Но среди этой братии не было одного человека – лукавого старого друга Клюева, «смиренного Николая», как звал его Есенин, считая даже своим учителем, а ему очень хотелось увидеть его – прежде всего – почитать ему новые стихи, учитель оценит!

И вот – 26 декабря, с раннего утра отправились они с Эрлихом искать Большую Морскую улицу, где в бывшем особняке княгини Веры Фёдоровны Гагариной, благополучно конфискованном у неё в 1918 году, в дворовом флигеле, в полуподвальной темноватой комнатке старым филином сидел «олонецкий колдун» – крупный мужик, по виду уже старик, с большой плешью через всю голову, с хитроватым и недобрым прищуром, с каким он смотрел на всякого знакомого человека, а перед незнакомцем взор его становился слащав и просителен – как знать, не окажется ли тот человек важным лицом, не даст ли чего на бедность... Стихи его в последние годы печатали мало, жить было не на что, но добрые люди помогали – за ним шла слава самобытного поэта, пострадавшего при царском режиме. И действительно – Клюев и в тюрьмах сиживал, и по всей России бродил с суковатым посохом в руке – ни дать ни взять – Лука, из горьковской пьесы «На дне», что о жизни людей, миром отвергнутых. В этих странствиях угодил он, ещё по молодости лет, в дурную компанию, соблазнился, не устоял, пал, как мужчина... И с тех пор не мог уже иметь ни жены, ни детей, и был несчастлив... только предания деревенской старины, да искренняя православная, но старого замеса вера держали его на плаву, наполняли глубоким смыслом его стихи.
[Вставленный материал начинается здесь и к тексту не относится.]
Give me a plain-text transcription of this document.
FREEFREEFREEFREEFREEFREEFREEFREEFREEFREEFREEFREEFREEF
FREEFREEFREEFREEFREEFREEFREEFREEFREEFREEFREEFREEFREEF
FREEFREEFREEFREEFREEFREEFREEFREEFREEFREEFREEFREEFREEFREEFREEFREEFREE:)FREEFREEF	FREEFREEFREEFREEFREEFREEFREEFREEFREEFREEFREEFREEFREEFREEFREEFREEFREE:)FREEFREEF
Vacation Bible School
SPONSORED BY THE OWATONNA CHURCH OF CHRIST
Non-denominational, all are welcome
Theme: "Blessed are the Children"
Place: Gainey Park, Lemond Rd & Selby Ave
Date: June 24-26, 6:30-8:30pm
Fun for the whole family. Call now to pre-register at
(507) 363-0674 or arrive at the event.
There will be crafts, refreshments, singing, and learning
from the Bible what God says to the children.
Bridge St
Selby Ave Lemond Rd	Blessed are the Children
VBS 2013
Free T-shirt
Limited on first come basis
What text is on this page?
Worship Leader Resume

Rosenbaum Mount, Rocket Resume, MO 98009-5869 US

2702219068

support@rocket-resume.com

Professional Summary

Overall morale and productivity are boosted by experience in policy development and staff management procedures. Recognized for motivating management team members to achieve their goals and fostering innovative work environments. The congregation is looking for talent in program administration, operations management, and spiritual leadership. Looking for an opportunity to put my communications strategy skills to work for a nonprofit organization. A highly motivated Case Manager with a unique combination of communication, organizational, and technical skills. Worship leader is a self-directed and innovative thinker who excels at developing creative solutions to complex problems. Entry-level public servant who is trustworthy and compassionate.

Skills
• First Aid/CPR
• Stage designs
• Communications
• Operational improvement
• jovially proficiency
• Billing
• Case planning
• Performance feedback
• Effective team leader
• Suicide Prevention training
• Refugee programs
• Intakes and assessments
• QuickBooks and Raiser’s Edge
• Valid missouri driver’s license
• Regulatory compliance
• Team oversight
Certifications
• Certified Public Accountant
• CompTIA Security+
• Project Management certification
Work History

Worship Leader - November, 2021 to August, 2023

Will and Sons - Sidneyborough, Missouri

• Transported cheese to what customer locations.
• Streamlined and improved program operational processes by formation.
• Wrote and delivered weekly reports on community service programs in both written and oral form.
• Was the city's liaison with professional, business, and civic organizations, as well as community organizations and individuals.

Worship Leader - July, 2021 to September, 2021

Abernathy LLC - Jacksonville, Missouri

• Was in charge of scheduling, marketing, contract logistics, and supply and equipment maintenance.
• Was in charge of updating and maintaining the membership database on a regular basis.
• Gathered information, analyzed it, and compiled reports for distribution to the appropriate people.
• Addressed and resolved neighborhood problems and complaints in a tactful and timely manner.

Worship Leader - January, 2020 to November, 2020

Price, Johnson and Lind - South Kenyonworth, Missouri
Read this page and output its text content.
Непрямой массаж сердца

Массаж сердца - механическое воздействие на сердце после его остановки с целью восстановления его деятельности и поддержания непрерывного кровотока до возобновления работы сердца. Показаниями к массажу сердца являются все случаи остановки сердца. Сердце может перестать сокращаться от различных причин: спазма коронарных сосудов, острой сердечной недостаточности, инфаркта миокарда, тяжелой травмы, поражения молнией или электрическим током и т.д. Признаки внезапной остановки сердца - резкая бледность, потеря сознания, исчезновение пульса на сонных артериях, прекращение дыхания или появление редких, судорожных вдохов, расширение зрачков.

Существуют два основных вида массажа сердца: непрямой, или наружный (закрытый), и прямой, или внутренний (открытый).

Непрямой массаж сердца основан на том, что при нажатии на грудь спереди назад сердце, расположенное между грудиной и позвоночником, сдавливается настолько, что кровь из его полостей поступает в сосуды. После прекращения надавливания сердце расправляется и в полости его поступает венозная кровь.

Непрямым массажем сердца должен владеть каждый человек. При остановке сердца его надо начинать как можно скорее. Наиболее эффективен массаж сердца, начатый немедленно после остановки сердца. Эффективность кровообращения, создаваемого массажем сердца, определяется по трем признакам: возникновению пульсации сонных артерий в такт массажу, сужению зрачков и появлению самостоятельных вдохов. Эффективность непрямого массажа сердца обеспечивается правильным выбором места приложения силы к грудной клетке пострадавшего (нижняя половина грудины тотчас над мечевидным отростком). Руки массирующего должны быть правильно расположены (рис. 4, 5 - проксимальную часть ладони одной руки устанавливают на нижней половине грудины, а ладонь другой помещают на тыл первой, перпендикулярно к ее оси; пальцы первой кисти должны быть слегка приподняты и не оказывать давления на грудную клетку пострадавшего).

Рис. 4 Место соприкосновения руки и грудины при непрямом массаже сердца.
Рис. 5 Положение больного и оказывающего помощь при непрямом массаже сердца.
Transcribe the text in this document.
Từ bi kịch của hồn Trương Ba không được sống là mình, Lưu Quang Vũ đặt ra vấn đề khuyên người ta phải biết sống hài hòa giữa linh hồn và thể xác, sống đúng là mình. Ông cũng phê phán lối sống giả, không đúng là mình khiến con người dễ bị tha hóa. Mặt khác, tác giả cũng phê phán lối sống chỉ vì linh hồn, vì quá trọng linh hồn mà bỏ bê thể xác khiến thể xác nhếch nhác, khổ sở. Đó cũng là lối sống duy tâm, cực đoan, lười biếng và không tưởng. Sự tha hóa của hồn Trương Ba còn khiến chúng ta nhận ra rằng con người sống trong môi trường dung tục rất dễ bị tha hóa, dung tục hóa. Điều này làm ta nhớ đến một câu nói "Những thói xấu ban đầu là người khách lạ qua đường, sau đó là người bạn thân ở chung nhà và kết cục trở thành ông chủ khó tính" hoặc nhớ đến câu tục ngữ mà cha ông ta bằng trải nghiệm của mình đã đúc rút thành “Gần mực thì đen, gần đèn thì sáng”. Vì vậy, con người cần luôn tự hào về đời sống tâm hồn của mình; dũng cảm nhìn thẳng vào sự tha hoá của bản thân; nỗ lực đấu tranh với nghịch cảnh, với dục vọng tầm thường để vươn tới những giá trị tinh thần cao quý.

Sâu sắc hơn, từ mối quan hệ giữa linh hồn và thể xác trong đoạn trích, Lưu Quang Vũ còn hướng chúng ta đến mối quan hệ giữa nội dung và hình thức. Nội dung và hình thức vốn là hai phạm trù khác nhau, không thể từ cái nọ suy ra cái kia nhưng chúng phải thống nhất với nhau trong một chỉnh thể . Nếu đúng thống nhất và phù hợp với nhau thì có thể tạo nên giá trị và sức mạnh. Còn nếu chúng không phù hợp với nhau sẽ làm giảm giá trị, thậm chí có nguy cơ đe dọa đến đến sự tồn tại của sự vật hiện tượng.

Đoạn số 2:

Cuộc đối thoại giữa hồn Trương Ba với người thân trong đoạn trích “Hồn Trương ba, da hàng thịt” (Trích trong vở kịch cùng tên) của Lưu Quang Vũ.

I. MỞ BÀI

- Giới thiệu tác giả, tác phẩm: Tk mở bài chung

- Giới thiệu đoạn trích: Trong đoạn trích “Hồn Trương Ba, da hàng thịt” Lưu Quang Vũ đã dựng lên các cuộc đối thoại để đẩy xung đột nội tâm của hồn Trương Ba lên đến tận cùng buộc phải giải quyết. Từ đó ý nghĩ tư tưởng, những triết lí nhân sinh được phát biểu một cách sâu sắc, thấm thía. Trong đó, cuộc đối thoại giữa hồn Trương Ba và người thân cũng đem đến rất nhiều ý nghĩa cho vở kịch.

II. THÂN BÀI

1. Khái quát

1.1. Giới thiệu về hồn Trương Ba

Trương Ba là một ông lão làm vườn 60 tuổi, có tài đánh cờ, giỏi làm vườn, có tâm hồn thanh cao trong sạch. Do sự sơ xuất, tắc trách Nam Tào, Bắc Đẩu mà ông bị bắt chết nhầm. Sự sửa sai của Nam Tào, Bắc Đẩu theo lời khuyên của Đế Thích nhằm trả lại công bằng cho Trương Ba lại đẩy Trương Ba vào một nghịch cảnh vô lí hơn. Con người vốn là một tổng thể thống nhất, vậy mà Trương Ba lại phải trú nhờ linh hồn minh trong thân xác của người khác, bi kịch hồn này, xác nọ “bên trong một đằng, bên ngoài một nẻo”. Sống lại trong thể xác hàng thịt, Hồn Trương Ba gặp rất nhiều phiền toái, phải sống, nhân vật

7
Случилось ему сойтись с Есениным, ещё в прежнем царском Петербурге, и он многое дал совсем юному и неопытному поэту – от многих соблазнов его сумел предостеречь в нервической богемной среде, но нездоровая привязчивость, сладкая липкость, какая-то слащавая слюнявость в умилительных письмах, что он писал «любимому Серёженьке, вербочке рязанской» – всё это отвращало о него Есенина, не выносившего приторный запах ладана и не понимавшего клюевскую всеядность: когда с одной стороны «ладожский дьячок» (как иной раз звал его Есенин) пел Похвалу Богородице, а с другой – славил Ленина и большевистский пулемёт...

Всё это пытался растолковать Есенин Эрлиху, когда они искали жилище Клюева. Эрлих не очень понимал эту привязанность Есенина к человеку, явно, неискреннему, давно потерявшему мужскую честь, а Есенин всё продолжал считать его своим учителем в поэзии!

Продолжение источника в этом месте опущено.